Ease of Unlocking and Locking
To lock this carabiner is as simple as can be, the magnetic technology automatically causes it to lock the moment the gate snaps closed. To unlock it requires pinching the two metal levers on each side of the gate, which can be hard with gloves on. While this technology works well with a simple pear shaped locker, it actually makes this locker more difficult to manage, because of the aforementioned lever arm making it difficult to open the gate at times. A low scorer in this department.
Compactness and Weight
We weighed this locker at 82g on our independent scale, which ranks it up there near the top in terms of heaviest carabiners. Combined with its heavy weight is the shape of the design, which is slightly figure-eight shaped with one end larger and one end smaller. This makes it bigger and less compact than other lockers. These two factors once again make it a low scorer for this metric.
The Magnetron gate greatly adds to the security of this locking carabiner, which is the main reason people would be inclined to buy it. When the spring-loaded gate snaps closed, it automatically locks, and the fact that to unlock it requires pinching a specific place on both sides of the gate makes it extremely unlikely that it would accidentally open on its own. While we think the GridLock Screwgate would be a much easier version of this locker to use, we concede that the Magnetron is more secure. The only thing you should watch for is that ice or ferrous dirt can clog the magnets, thereby inhibiting the ability for it to lock closed, so a visual inspection now and again is still a good idea.
We measured the gate clearance of this locker at 2.4 cm, making it among the largest that we tested. This is great for getting belay devices or knots on or off the nose of the carabiner, but this also comes with a catch. The clearance of the internal bar is much smaller. Since it is attached to the gate, it can easily inhibit the gate from opening if a belay loop or GriGri isn't positioned correctly within its small ring.
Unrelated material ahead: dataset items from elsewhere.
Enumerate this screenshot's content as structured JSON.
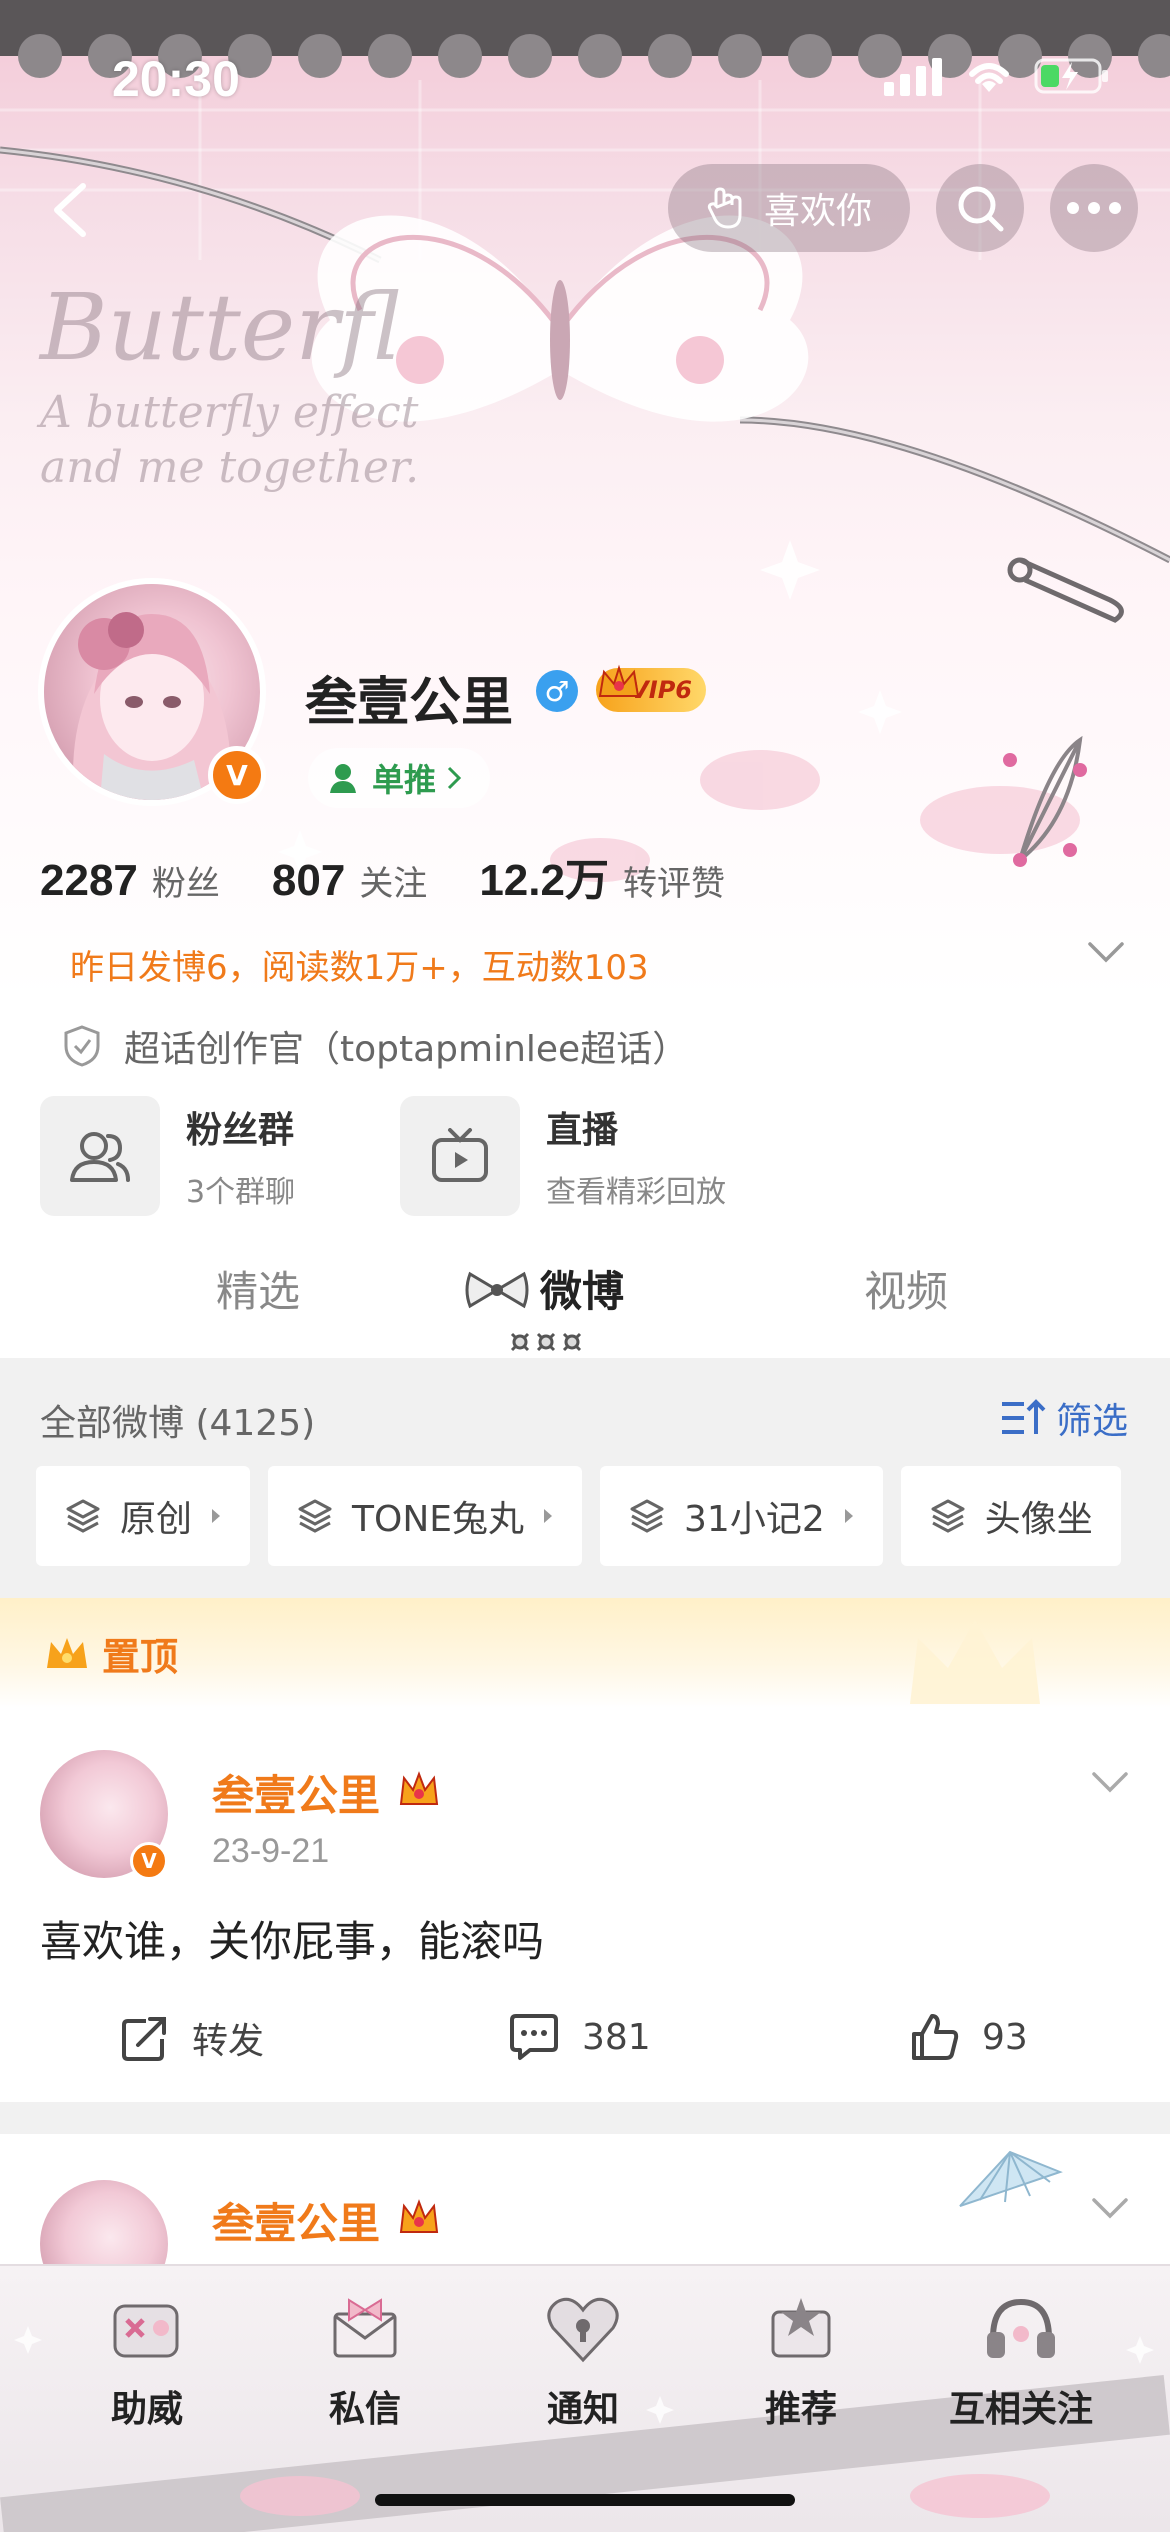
{
  "status_bar": {
    "time": "20:30"
  },
  "header": {
    "like_label": "喜欢你",
    "decor_title": "Butterfl",
    "decor_line1": "A butterfly effect",
    "decor_line2": "and me together."
  },
  "profile": {
    "name": "叁壹公里",
    "gender_symbol": "♂",
    "vip_label": "VIP6",
    "verify_mark": "V",
    "tag_label": "单推",
    "stats": [
      {
        "value": "2287",
        "label": "粉丝"
      },
      {
        "value": "807",
        "label": "关注"
      },
      {
        "value": "12.2万",
        "label": "转评赞"
      }
    ],
    "brief": "昨日发博6，阅读数1万+，互动数103",
    "super_topic": "超话创作官（toptapminlee超话）",
    "features": [
      {
        "title": "粉丝群",
        "subtitle": "3个群聊",
        "icon": "fans-group-icon"
      },
      {
        "title": "直播",
        "subtitle": "查看精彩回放",
        "icon": "live-tv-icon"
      }
    ]
  },
  "tabs": [
    {
      "label": "精选",
      "active": false
    },
    {
      "label": "微博",
      "active": true
    },
    {
      "label": "视频",
      "active": false
    }
  ],
  "feed": {
    "all_posts_label": "全部微博 (4125)",
    "filter_label": "筛选",
    "chips": [
      "原创",
      "TONE兔丸",
      "31小记2",
      "头像坐"
    ]
  },
  "pinned_label": "置顶",
  "posts": [
    {
      "author": "叁壹公里",
      "date": "23-9-21",
      "text": "喜欢谁，关你屁事，能滚吗",
      "repost_label": "转发",
      "comments": "381",
      "likes": "93"
    },
    {
      "author": "叁壹公里"
    }
  ],
  "bottom_nav": [
    "助威",
    "私信",
    "通知",
    "推荐",
    "互相关注"
  ],
  "colors": {
    "accent_orange": "#f07a1a",
    "link_blue": "#3b6ec7",
    "tag_green": "#2e9b4f",
    "verify_orange": "#f47a12"
  }
}
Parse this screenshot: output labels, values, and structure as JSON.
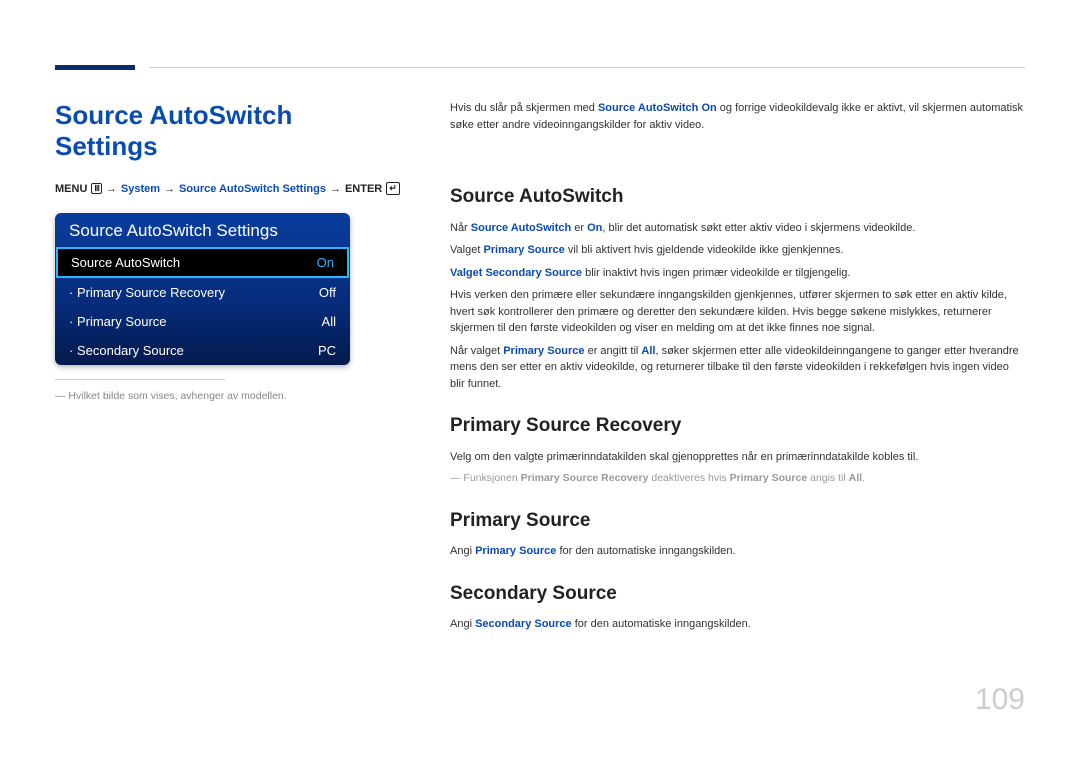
{
  "page": {
    "title": "Source AutoSwitch Settings",
    "number": "109"
  },
  "menuPath": {
    "menu": "MENU",
    "system": "System",
    "settings": "Source AutoSwitch Settings",
    "enter": "ENTER"
  },
  "panel": {
    "title": "Source AutoSwitch Settings",
    "rows": {
      "r0": {
        "label": "Source AutoSwitch",
        "value": "On"
      },
      "r1": {
        "label": "Primary Source Recovery",
        "value": "Off"
      },
      "r2": {
        "label": "Primary Source",
        "value": "All"
      },
      "r3": {
        "label": "Secondary Source",
        "value": "PC"
      }
    }
  },
  "footnote": "Hvilket bilde som vises, avhenger av modellen.",
  "body": {
    "intro1a": "Hvis du slår på skjermen med ",
    "intro1b": "Source AutoSwitch On",
    "intro1c": " og forrige videokildevalg ikke er aktivt, vil skjermen automatisk søke etter andre videoinngangskilder for aktiv video.",
    "h1": "Source AutoSwitch",
    "p1a": "Når ",
    "p1b": "Source AutoSwitch",
    "p1c": " er ",
    "p1d": "On",
    "p1e": ", blir det automatisk søkt etter aktiv video i skjermens videokilde.",
    "p2a": "Valget ",
    "p2b": "Primary Source",
    "p2c": " vil bli aktivert hvis gjeldende videokilde ikke gjenkjennes.",
    "p3a": "Valget Secondary Source",
    "p3b": " blir inaktivt hvis ingen primær videokilde er tilgjengelig.",
    "p4": "Hvis verken den primære eller sekundære inngangskilden gjenkjennes, utfører skjermen to søk etter en aktiv kilde, hvert søk kontrollerer den primære og deretter den sekundære kilden. Hvis begge søkene mislykkes, returnerer skjermen til den første videokilden og viser en melding om at det ikke finnes noe signal.",
    "p5a": "Når valget ",
    "p5b": "Primary Source",
    "p5c": " er angitt til ",
    "p5d": "All",
    "p5e": ", søker skjermen etter alle videokildeinngangene to ganger etter hverandre mens den ser etter en aktiv videokilde, og returnerer tilbake til den første videokilden i rekkefølgen hvis ingen video blir funnet.",
    "h2": "Primary Source Recovery",
    "p6": "Velg om den valgte primærinndatakilden skal gjenopprettes når en primærinndatakilde kobles til.",
    "n1a": "Funksjonen ",
    "n1b": "Primary Source Recovery",
    "n1c": " deaktiveres hvis ",
    "n1d": "Primary Source",
    "n1e": " angis til ",
    "n1f": "All",
    "n1g": ".",
    "h3": "Primary Source",
    "p7a": "Angi ",
    "p7b": "Primary Source",
    "p7c": " for den automatiske inngangskilden.",
    "h4": "Secondary Source",
    "p8a": "Angi ",
    "p8b": "Secondary Source",
    "p8c": " for den automatiske inngangskilden."
  }
}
One of the more expensive lockers in this review, it costs more than double the price of numerous other lockers that are easy to belay with. Much of the price is due to the Magnetron technology — the Screwgate version is much cheaper, nearly half the price, making it a far better value. Since we don't think it performs well compared to the competition and isn't super cheap, we can't call the GridLock a great value.
The Black Diamond GridLock Magnetron is a belay specific carabiner designed to prevent the possibility of cross-loading when catching a fall. We have seen many wildly different designs that attempt to solve this problem, but unfortunately Black Diamond's is the most annoying to use. Manipulating the belay carabiner repeatedly is an inherent part of belaying while climbing, and since this design makes this a challenging task compared to others, it is not by any means the first one that we would recommend buying.